When the cancer was found in her lungs in August of 2017, she began seeing Dr. Brian Rini, who advised active surveillance. In fact, she was still under his care in April 2019 when the FDA approved the axi/pembro combo based on KEYNOTE-426. In December of 2019, Dr. Moshe Ornstein took over Julie’s case, and she enjoyed a total of 38 months of surveillance before the cancer progression required treatment in October of 2020.

We have been very satisfied with our decision to come to the Cleveland Clinic. The staff are so caring and have deep knowledge and experience with kidney cancer. A few years ago, when Julie was hospitalized for another reason at a different facility, an oncologist there saw her records, told her she had kidney cancer, and said she needed to start taking Sutent immediately, which would not have been the best choice for Julie’s condition. She had indolent disease and did not actually need systemic treatment yet. We have seen firsthand the necessity of advocating for your health and finding kidney cancer specialists.

“Palpable Enthusiasm” for the Future

What made you decide to become an advocate for kidney cancer research funding?

I discovered KidneyCAN and Smart Patients several years ago, and the information from both sources has been incredibly valuable to us. After taking early retirement in 2021, I was free to spend some of my time engaging in advocacy. Many patients do not have the resources or energy to advocate for themselves, so this is one small contribution I can make on their behalf.

It has been almost eight years since Julie’s original diagnosis, and since that time, the treatment landscape has been revolutionized. The enthusiasm among kidney cancer specialists about the future is palpable – they just need the funding to conduct the research that will move us closer to a cure.

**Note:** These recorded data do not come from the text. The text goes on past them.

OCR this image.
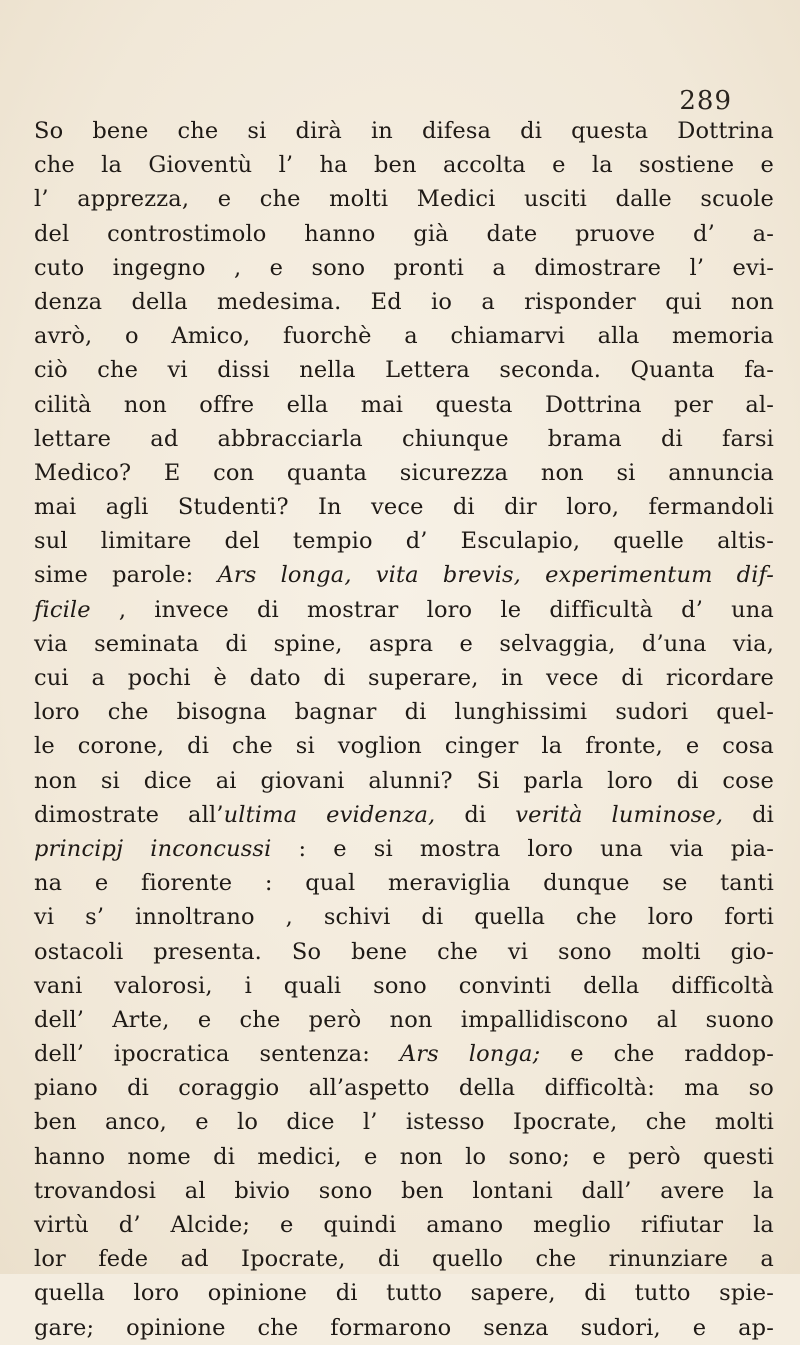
289
So bene che si dirà in difesa di questa Dottrina
che la Gioventù l’ ha ben accolta e la sostiene e
l’ apprezza, e che molti Medici usciti dalle scuole
del controstimolo hanno già date pruove d’ a-
cuto ingegno , e sono pronti a dimostrare l’ evi-
denza della medesima. Ed io a risponder qui non
avrò, o Amico, fuorchè a chiamarvi alla memoria
ciò che vi dissi nella Lettera seconda. Quanta fa-
cilità non offre ella mai questa Dottrina per al-
lettare ad abbracciarla chiunque brama di farsi
Medico? E con quanta sicurezza non si annuncia
mai agli Studenti? In vece di dir loro, fermandoli
sul limitare del tempio d’ Esculapio, quelle altis-
sime parole: Ars longa, vita brevis, experimentum dif-
ficile , invece di mostrar loro le difficultà d’ una
via seminata di spine, aspra e selvaggia, d’una via,
cui a pochi è dato di superare, in vece di ricordare
loro che bisogna bagnar di lunghissimi sudori quel-
le corone, di che si voglion cinger la fronte, e cosa
non si dice ai giovani alunni? Si parla loro di cose
dimostrate all’ultima evidenza, di verità luminose, di
principj inconcussi : e si mostra loro una via pia-
na e fiorente : qual meraviglia dunque se tanti
vi s’ innoltrano , schivi di quella che loro forti
ostacoli presenta. So bene che vi sono molti gio-
vani valorosi, i quali sono convinti della difficoltà
dell’ Arte, e che però non impallidiscono al suono
dell’ ipocratica sentenza: Ars longa; e che raddop-
piano di coraggio all’aspetto della difficoltà: ma so
ben anco, e lo dice l’ istesso Ipocrate, che molti
hanno nome di medici, e non lo sono; e però questi
trovandosi al bivio sono ben lontani dall’ avere la
virtù d’ Alcide; e quindi amano meglio rifiutar la
lor fede ad Ipocrate, di quello che rinunziare a
quella loro opinione di tutto sapere, di tutto spie-
gare; opinione che formarono senza sudori, e ap-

The Impact of KCRP on Patients

What would you like clinicians and researchers to know about the Kidney Cancer Research Program (KCRP) award process and how these High Risk/High Reward programs impact patients? 

Since its creation in 2017, the KCRP has awarded $135 million to further its mission of promoting high impact research in kidney cancer. However, annual funding is not guaranteed and must be approved by Congress each fiscal year. Patients and their families are eager for major breakthroughs in treatment – giant leaps instead of baby steps – and the KCRP program offers researchers the opportunity to test innovative approaches that will advance current standards of care.

Optimism on Hard Days

What is something that motivates or inspires you on harder days?

There are some exceptionally compassionate and brilliant people engaged in kidney cancer research and treatment. Their optimism helps when we are going through a rough time with side effects and day-to-day hurdles. It’s also helpful to remind myself that we are very fortunate in many ways, and I don’t take the good things for granted.

We at KidneyCAN sincerely thank Tracy for telling her story and offering her insights to our community of patients, caregivers, doctors, and researchers. Thank you for your advocacy.